What the future of retail banking looks like and why the industry still needs to maintain practices of the past
A consequence of globalisation is that as technology advances, innovated products and services flood the market and competition increases. However, the basic services of the retail bank remain the same. That is, a customer deposits cash and that cash is used to make more cash. In the advent of globalisation, however, more customers carry out their transactions online with relative ease. The outcome of this is that branches, like many businesses have become less visible in the high streets.
According to a report by ‘Winning with Branches’, more than one third of adults in the UK now execute daily transactions online and as more branches are removed from the high street, there are fewer visits to our once highly regarded face to face relationships. ‘Winning with Branches’ regard this online phenomenon as not the best practice, rather, the best method of establishing customer relationships is the high street bank. This has always been the method by which long term relationships are built – a critical necessity for the industry. Nearly two-thirds of consumers would not choose a bank that did not offer access to a branch, and the UK’s 13,000 branches generate profits of over £3 billion per year for the banks. With three-quarters of consumers having a preferred ‘regular’ branch and fewer than 1 in 10 of the population never using a branch, the branch is in a stronger position than direct banking to create deeper customer relationships.

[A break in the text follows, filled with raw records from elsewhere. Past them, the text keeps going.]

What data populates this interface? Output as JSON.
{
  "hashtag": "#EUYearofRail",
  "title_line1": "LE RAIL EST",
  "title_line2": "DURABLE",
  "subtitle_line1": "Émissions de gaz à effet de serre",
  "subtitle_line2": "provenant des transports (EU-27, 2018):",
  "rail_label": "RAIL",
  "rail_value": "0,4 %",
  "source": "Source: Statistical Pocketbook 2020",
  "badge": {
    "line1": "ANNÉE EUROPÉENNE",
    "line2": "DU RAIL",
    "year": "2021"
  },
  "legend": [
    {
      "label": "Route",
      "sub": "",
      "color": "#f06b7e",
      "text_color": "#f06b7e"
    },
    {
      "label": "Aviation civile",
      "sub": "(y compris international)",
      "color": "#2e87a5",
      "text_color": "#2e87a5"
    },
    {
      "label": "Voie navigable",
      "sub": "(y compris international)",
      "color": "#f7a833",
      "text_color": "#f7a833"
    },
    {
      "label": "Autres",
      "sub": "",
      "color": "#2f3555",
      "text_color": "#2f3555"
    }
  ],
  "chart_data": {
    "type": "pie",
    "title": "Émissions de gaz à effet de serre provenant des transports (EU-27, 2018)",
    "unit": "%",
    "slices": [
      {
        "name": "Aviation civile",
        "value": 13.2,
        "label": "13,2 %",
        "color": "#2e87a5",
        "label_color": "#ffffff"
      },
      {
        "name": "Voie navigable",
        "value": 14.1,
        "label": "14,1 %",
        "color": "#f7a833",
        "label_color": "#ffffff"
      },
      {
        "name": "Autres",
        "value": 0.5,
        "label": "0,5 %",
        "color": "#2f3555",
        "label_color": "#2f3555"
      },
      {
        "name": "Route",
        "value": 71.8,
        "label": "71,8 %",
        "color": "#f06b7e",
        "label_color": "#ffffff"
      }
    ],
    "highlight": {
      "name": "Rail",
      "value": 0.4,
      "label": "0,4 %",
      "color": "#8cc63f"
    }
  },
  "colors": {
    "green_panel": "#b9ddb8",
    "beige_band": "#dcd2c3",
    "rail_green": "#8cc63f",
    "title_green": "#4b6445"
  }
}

The study believes that the industry has approximately 5 years to transform their branches before it loses out to the advent of direct banking. Banks currently resemble the age in which we live, however, there is no better relationship than a face to face encounter with a specially trained advisor. The study also estimates that the UK’s bank branches generate revenues of £13.7 billion per year, at an annual running cost of around £10.5 billion. Branches essentially have fixed costs and while they are clearly carving out a profit, improving revenues could drive up branch profitability considerably. This is essential for the industry and if branch revenues increased by 10 per cent, profitability could be increased by 40 per cent. This is a compelling argument for the re-energising of the branch. The study continues to say that too often, financial institutions have viewed the branch network as a significant cost, with the balance shifted towards extracting savings, rather than revenue generation. The branch remains the key point of customer contact, despite the rapid rise of the internet. By changing the basis of competition and leading on service rather than price, banks can transform branches from a perceived burden into a highly profitable network.
Therefore, in order to gain access to a profitable future, banks must be able to create a cost effective proposition whilst giving their customers a memorable experience. It must not be forgotten that 9 out of 10 accounts are opened in house, that is, at a branch. This surely gains ground in emphasising the power of the branch network. Retail banks face two key challenges – to create a proposition for which customers are willing to pay and to increase revenues from branches without pushing up costs in the process. Simply refreshing the brand and refurbishing the branch network is unlikely to be enough.
Other findings also suggests that, only 17 per cent of people would be happy for their bank not to provide a branch at all if it led to better interest rates or a cheaper service. Almost one quarter (23 per cent) of consumers would use their branch more if it was open at more convenient times and over half (55 per cent) of adults would not open an account or arrange a loan or mortgage without personally visiting a branch. These findings are a starting point for thought in the branch versus internet race.